As it turned out, however, we went to Trinidad, hooked up with Sam Ghany of Radio Trinidad, after all the band was mostly Trini, and he generously ensured we got massive airplay in the island and across the region in a weekly radio show of his, called Sunday Serenade, heard throughout the region. We played free shows in Port-of-Spain, largely through Choy Aming, who had a popular band, did the radio bit, were overwhelmed by Carnival, but nobody broke down the doors for Tradewinds – we were totally unknown. But two months later, I get a call in Toronto from a Trinidad record label, Telco, who wanted to release our material. We had given four songs to the radio stations, and three of them had made very little impact, but one of them, the salacious Honeymooning Couple, had become a hit across the region, and overnight, the four guys from Toronto, were now a household name, and promoters from the US Virgin Islands down to Grenada in the south were calling us to come play for their people. The magic of radio….I had heard of it, and had been dubious, but now I was seeing it happen. I’m relating this saga now a week after I wrote about the explosion of birthday greetings that came my way after my wife Annette mentioned it in a post, to say that the Trinidad trip was the genesis of the music career that followed for me, as I continued to write songs in that totally Caribbean genre, and I was fortunate to have many of them become hits that would take me to places I had never heard of – like Bequia in the southern Caribbean, and Cayman Brac in the north – and to all over North America, from Halifax in the east to Los Angeles in the West – and to a dozen Trinidad Carnivals and home to Guyana’s Cultural Centre and Mashramani.

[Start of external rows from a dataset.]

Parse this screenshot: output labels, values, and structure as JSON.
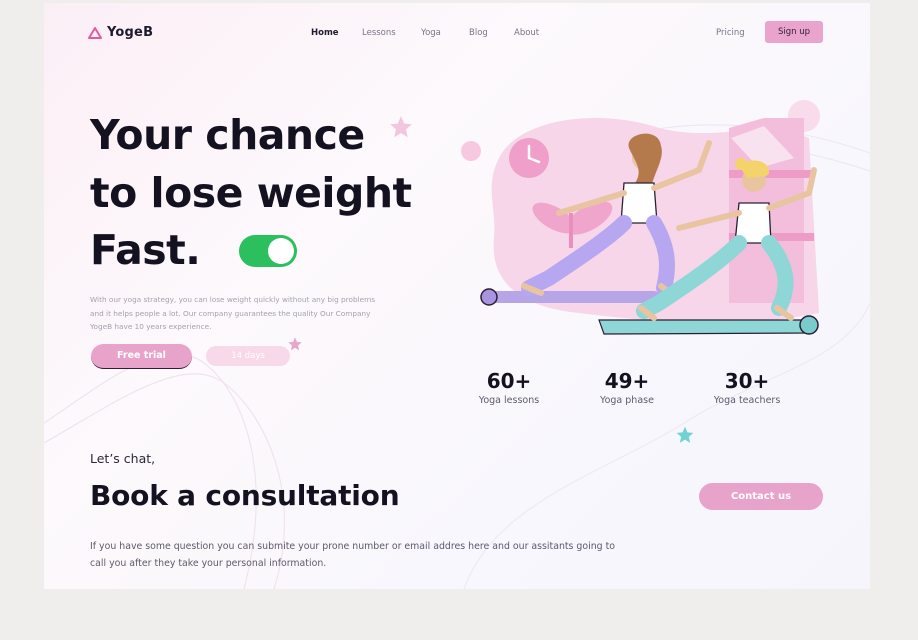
{
  "header": {
    "logo_text": "YogeB",
    "nav": [
      "Home",
      "Lessons",
      "Yoga",
      "Blog",
      "About"
    ],
    "pricing": "Pricing",
    "signup": "Sign up"
  },
  "hero": {
    "title_lines": [
      "Your chance",
      "to lose weight",
      "Fast."
    ],
    "description": "With our yoga strategy, you can lose weight quickly without any big problems and it helps people a lot. Our company guarantees the quality Our Company YogeB have 10 years experience.",
    "primary_button": "Free trial",
    "secondary_button": "14 days",
    "toggle_on": true
  },
  "stats": [
    {
      "value": "60+",
      "label": "Yoga lessons"
    },
    {
      "value": "49+",
      "label": "Yoga phase"
    },
    {
      "value": "30+",
      "label": "Yoga teachers"
    }
  ],
  "consultation": {
    "kicker": "Let’s chat,",
    "title": "Book  a consultation",
    "description": "If you have some question you can submite your prone number or email addres here and our assitants going to call you after they take your personal information.",
    "button": "Contact us"
  },
  "colors": {
    "accent_pink": "#e8a3cb",
    "toggle_green": "#2bbf5e",
    "star_pink": "#e7a6cb",
    "star_teal": "#6fd3d3"
  },
  "icons": [
    "logo-triangle-icon",
    "star-icon"
  ]
}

So one week after I wrote in this space expressing my thanks for my birthday greetings, I’m back with an even more voluminous “thank you’ to all of you, over the years, in the region and living outside, for your acceptance of my music and my various ramblings, for your devotion to Tradewinds and, particularly, for the many times, in too many places to count, where you have stopped me on the road, or sent me an internet note, saying “thanks for the music”. I have heard you loud and clear, you have made me feel blessed, and so I hope you hear me equally loud and clear now, Caribbean. On behalf of the Tradewinds guys, thank you for your devotion; you have made us feel blessed. Long live music.